Reasons this didn’t have to be fanfiction: 2
“Hi Draco!” I said in a depressed voice.
+150 internets to the first person who can exclaim a greeting in a depressed way.
“Hi Ebony.” he said back. We walked into his flying black Mercedes-Benz (the license plate said 666) and flew to the place with the concert.
The place with the concert. Since Tara clearly doesn’t give a fuck, I’m picturing the concert taking place in the midst of an all out battle between an army of clowns and an army of unicorns in space, I’d encourage you to do likewise.
On the way we listened excitedly to Good Charlotte and Marilyn Manson. We both smoked cigarettes and drugs.
Lipitor? Amoxicillin? Cyanide?
When we got there, we both hopped out of the car. We went to the mosh pit at the front of the stage
Which was filled with people who had big red noses and horses that had long silver horns, all floating around in zero gravity.
and jumped up and down as we listened to Good Charlotte.
“You come in cold, you're covered in blood
They're all so happy you've arrived
The doctor cuts your cord, hands you to your mom
She sets you free into this life.” sang Joel (I don’t own da lyrics 2 dat song).
“Joel is so fucking hot.” I said to Draco, pointing to him as he sung, filling the club with his amazing voice.
Suddenly Draco looked sad.
Join the club.
“What’s wrong?” I asked as we moshed to the music. Then I caught on.
“Hey, it’s ok I don’t like him better than YOU!” I said.
“Really?” asked Draco sensitively and he put his arm around me all protective.
Sue sign five, the author’s idea of the perfect guy immediately falls for her.
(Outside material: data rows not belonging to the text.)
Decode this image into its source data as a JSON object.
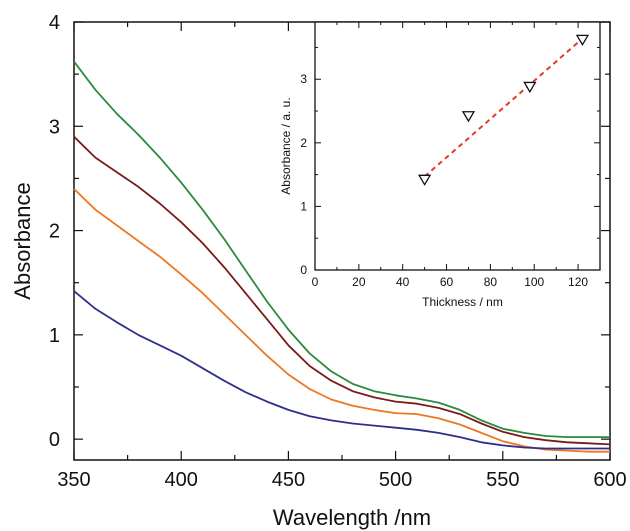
{
  "chart_data": [
    {
      "type": "line",
      "title": "",
      "xlabel": "Wavelength /nm",
      "ylabel": "Absorbance",
      "xlim": [
        350,
        600
      ],
      "ylim": [
        -0.2,
        4
      ],
      "xticks": [
        350,
        400,
        450,
        500,
        550,
        600
      ],
      "yticks": [
        0,
        1,
        2,
        3,
        4
      ],
      "grid": false,
      "series": [
        {
          "color": "#2a8a3e",
          "x": [
            350,
            360,
            370,
            380,
            390,
            400,
            410,
            420,
            430,
            440,
            450,
            460,
            470,
            480,
            490,
            500,
            510,
            520,
            530,
            540,
            550,
            560,
            570,
            580,
            590,
            600
          ],
          "y": [
            3.62,
            3.35,
            3.12,
            2.92,
            2.7,
            2.46,
            2.2,
            1.92,
            1.62,
            1.32,
            1.05,
            0.82,
            0.65,
            0.53,
            0.46,
            0.42,
            0.39,
            0.35,
            0.28,
            0.18,
            0.1,
            0.06,
            0.03,
            0.02,
            0.02,
            0.02
          ]
        },
        {
          "color": "#7a1a1a",
          "x": [
            350,
            360,
            370,
            380,
            390,
            400,
            410,
            420,
            430,
            440,
            450,
            460,
            470,
            480,
            490,
            500,
            510,
            520,
            530,
            540,
            550,
            560,
            570,
            580,
            590,
            600
          ],
          "y": [
            2.9,
            2.7,
            2.56,
            2.42,
            2.26,
            2.08,
            1.88,
            1.65,
            1.4,
            1.15,
            0.9,
            0.7,
            0.56,
            0.46,
            0.4,
            0.36,
            0.34,
            0.3,
            0.24,
            0.15,
            0.07,
            0.02,
            -0.01,
            -0.03,
            -0.04,
            -0.05
          ]
        },
        {
          "color": "#ee7722",
          "x": [
            350,
            360,
            370,
            380,
            390,
            400,
            410,
            420,
            430,
            440,
            450,
            460,
            470,
            480,
            490,
            500,
            510,
            520,
            530,
            540,
            550,
            560,
            570,
            580,
            590,
            600
          ],
          "y": [
            2.4,
            2.2,
            2.05,
            1.9,
            1.75,
            1.58,
            1.4,
            1.2,
            1.0,
            0.8,
            0.62,
            0.48,
            0.38,
            0.32,
            0.28,
            0.25,
            0.24,
            0.2,
            0.14,
            0.06,
            -0.02,
            -0.07,
            -0.1,
            -0.11,
            -0.12,
            -0.12
          ]
        },
        {
          "color": "#2e2f8a",
          "x": [
            350,
            360,
            370,
            380,
            390,
            400,
            410,
            420,
            430,
            440,
            450,
            460,
            470,
            480,
            490,
            500,
            510,
            520,
            530,
            540,
            550,
            560,
            570,
            580,
            590,
            600
          ],
          "y": [
            1.42,
            1.25,
            1.12,
            1.0,
            0.9,
            0.8,
            0.68,
            0.56,
            0.45,
            0.36,
            0.28,
            0.22,
            0.18,
            0.15,
            0.13,
            0.11,
            0.09,
            0.06,
            0.02,
            -0.03,
            -0.06,
            -0.08,
            -0.09,
            -0.09,
            -0.09,
            -0.09
          ]
        }
      ]
    },
    {
      "type": "scatter",
      "title": "",
      "xlabel": "Thickness / nm",
      "ylabel": "Absorbance / a. u.",
      "xlim": [
        0,
        130
      ],
      "ylim": [
        0,
        3.9
      ],
      "xticks": [
        0,
        20,
        40,
        60,
        80,
        100,
        120
      ],
      "yticks": [
        0,
        1,
        2,
        3
      ],
      "grid": false,
      "marker": "triangle-down",
      "points": {
        "x": [
          50,
          70,
          98,
          122
        ],
        "y": [
          1.42,
          2.42,
          2.88,
          3.62
        ]
      },
      "fit_line": {
        "color": "#e03a2a",
        "style": "dashed",
        "x": [
          50,
          122
        ],
        "y": [
          1.47,
          3.64
        ]
      }
    }
  ]
}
“Really.” I said. “Besides I don’t even know Joel and he’s going out with Hilary fucking Duff. I fucking hate that little bitch.” I said disgustedly, thinking of her ugly blonde face.
The views expressed by the characters are not necessarily those of the writer who created them. At least not in good stories. Here, I have a sneaking suspicion as to how Tara feels about Hilary fucking Duff.
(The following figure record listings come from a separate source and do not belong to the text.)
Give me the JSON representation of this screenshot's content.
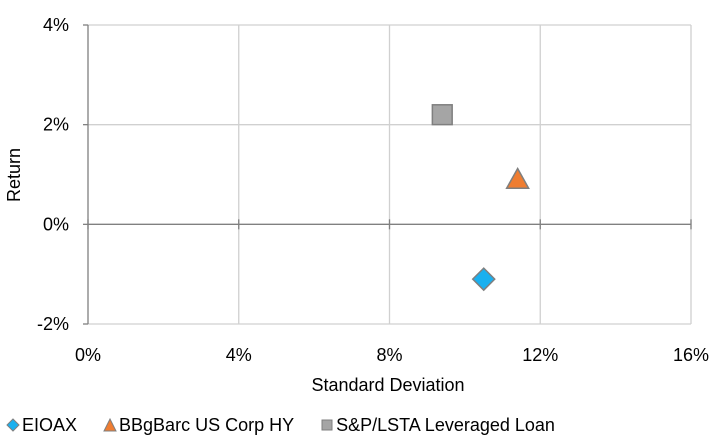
{
  "chart_data": {
    "type": "scatter",
    "xlabel": "Standard Deviation",
    "ylabel": "Return",
    "xlim": [
      0,
      16
    ],
    "ylim": [
      -2,
      4
    ],
    "x_ticks": [
      0,
      4,
      8,
      12,
      16
    ],
    "y_ticks": [
      -2,
      0,
      2,
      4
    ],
    "x_tick_labels": [
      "0%",
      "4%",
      "8%",
      "12%",
      "16%"
    ],
    "y_tick_labels": [
      "-2%",
      "0%",
      "2%",
      "4%"
    ],
    "grid": true,
    "legend_position": "bottom",
    "series": [
      {
        "name": "EIOAX",
        "marker": "diamond",
        "color": "#1ab0ef",
        "points": [
          {
            "x": 10.5,
            "y": -1.1
          }
        ]
      },
      {
        "name": "BBgBarc US Corp HY",
        "marker": "triangle",
        "color": "#ef7d31",
        "points": [
          {
            "x": 11.4,
            "y": 0.9
          }
        ]
      },
      {
        "name": "S&P/LSTA Leveraged Loan",
        "marker": "square",
        "color": "#a5a5a5",
        "points": [
          {
            "x": 9.4,
            "y": 2.2
          }
        ]
      }
    ]
  }
}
The night went on really well, and I had a great time. So did Draco. After the concert, we drank some beer
Which had no effect on Ebony because she’s a vampire.
and asked Benji and Joel for their autographs and photos with them. We got GC concert tees. Draco and I crawled back into the Mercedes-Benz, but Draco didn’t go back into Hogwarts,
Well after being in the midst of a war in space, who can blame him?
instead he drove the car into……………………… the Forbidden Forest!